Computational limitations
Due to the way seeds spread, game states resulting from different moves
rarely converge back to a common state later in the tree, so the hash
table isn’t doing much deduplication. Exhaustively exploring the entire
game tree, even cutting it down to an 8th using canonicalization, requires
substantial computing resources, more than I personally have available for
this project.
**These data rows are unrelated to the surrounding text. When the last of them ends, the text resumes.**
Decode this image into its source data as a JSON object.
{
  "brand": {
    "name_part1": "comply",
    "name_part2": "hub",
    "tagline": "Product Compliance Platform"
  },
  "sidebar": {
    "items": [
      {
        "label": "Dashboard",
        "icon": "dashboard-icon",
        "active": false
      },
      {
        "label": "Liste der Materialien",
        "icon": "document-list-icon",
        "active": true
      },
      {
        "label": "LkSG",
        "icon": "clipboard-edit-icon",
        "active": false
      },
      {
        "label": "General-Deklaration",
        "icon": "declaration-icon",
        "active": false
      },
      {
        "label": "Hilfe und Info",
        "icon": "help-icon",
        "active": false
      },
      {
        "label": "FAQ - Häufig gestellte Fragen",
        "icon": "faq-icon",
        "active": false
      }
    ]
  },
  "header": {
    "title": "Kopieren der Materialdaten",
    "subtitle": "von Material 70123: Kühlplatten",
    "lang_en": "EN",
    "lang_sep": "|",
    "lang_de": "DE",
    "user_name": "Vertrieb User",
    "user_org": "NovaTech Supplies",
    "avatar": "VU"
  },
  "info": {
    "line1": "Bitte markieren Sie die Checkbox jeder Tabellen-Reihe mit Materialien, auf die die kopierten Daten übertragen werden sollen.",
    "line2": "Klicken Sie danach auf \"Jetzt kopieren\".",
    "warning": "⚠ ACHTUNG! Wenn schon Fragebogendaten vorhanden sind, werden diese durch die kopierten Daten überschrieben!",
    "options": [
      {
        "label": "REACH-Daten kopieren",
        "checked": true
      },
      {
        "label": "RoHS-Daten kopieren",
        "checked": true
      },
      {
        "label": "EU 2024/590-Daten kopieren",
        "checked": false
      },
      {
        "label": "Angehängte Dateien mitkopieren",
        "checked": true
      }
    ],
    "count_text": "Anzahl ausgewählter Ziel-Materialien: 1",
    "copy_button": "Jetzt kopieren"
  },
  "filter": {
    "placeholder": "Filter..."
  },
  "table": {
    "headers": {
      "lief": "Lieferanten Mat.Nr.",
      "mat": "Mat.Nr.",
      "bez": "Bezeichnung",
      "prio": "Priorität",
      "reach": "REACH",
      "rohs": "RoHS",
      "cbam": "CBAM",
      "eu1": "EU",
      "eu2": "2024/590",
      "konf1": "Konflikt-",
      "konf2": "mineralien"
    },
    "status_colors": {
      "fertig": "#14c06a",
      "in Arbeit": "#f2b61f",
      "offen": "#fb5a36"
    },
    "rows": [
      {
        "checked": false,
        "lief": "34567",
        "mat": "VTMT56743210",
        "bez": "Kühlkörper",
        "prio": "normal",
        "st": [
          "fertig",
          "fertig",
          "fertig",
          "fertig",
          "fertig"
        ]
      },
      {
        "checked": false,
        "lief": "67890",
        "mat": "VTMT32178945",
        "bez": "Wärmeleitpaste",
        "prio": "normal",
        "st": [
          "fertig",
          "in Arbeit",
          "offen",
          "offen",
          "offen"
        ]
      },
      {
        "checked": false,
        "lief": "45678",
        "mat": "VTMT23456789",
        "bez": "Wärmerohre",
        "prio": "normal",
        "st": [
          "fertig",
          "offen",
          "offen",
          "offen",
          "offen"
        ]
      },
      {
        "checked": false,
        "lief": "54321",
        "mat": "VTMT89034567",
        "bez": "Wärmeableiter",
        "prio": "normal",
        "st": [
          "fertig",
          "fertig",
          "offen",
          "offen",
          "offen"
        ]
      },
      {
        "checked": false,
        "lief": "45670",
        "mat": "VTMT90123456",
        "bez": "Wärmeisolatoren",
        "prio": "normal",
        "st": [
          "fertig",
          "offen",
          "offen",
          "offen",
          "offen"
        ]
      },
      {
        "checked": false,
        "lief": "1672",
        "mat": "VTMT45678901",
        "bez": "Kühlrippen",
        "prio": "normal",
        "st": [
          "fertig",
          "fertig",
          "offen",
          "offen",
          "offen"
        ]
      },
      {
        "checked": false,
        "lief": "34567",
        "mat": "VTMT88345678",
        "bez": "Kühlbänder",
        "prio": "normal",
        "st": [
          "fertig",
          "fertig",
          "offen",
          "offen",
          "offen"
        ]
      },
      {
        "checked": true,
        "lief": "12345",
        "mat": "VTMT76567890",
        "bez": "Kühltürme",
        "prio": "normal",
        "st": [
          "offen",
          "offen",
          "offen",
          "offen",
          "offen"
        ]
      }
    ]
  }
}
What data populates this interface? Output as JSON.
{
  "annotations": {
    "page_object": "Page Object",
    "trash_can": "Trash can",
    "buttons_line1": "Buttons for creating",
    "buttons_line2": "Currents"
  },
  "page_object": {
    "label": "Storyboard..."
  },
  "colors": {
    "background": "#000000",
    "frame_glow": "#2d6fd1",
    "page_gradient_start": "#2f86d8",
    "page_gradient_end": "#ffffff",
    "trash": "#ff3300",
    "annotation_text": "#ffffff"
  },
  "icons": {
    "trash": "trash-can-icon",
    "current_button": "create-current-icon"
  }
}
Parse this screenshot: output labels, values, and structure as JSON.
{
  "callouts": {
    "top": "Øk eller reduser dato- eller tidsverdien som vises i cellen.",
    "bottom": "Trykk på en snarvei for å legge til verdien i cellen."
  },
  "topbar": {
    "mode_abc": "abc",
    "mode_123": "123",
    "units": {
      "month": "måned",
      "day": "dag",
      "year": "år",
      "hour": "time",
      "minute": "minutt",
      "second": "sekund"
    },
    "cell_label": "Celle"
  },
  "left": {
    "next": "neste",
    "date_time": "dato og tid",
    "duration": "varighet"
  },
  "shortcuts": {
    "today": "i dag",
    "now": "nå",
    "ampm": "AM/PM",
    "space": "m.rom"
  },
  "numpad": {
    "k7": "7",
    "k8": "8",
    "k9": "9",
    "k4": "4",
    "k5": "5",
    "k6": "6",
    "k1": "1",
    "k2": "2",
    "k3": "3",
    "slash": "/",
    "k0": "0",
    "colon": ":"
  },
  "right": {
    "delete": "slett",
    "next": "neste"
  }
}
So I had to stop at the slightly weaker form, find a winning
branch rather than maximizing a “score.”
I configure the program to allocate 2GiB for the hash table, but if you
run just a few dozen games off the same table (same program instance),
each exploring different parts of the game tree, you’ll exhaust this
table. A 6-by-6 doubles the memory requirements just to represent the
game, but it also slows the search and substantially increases the width
of the tree, which grows 44% faster. I’m sure it can be done, but it’s
just beyond the resources available to me.
Dandelion Puzzles
As a side effect, I wrote a small routine to randomly play out games in
search for “mate-in-two”-style puzzles. The dandelions have two flowers to
place and can force a win with two specific placements — and only those
two placements — regardless of how the wind blows. Here are two of the
better ones, each involving a small trick that I won’t give away here
(note: arrowheads indicate directions wind can still blow):
There are a variety of potential single-player puzzles of this form.
- Cooperative: place a dandelion and pick the wind direction
- Avoidance: don’t seed a particular tile
- Hard ground: certain tiles can’t grow flowers (but still get seeded)
- Weeding: as wind, figure out which flower to remove before blowing
There could be a whole “crossword book” of such dandelion puzzles.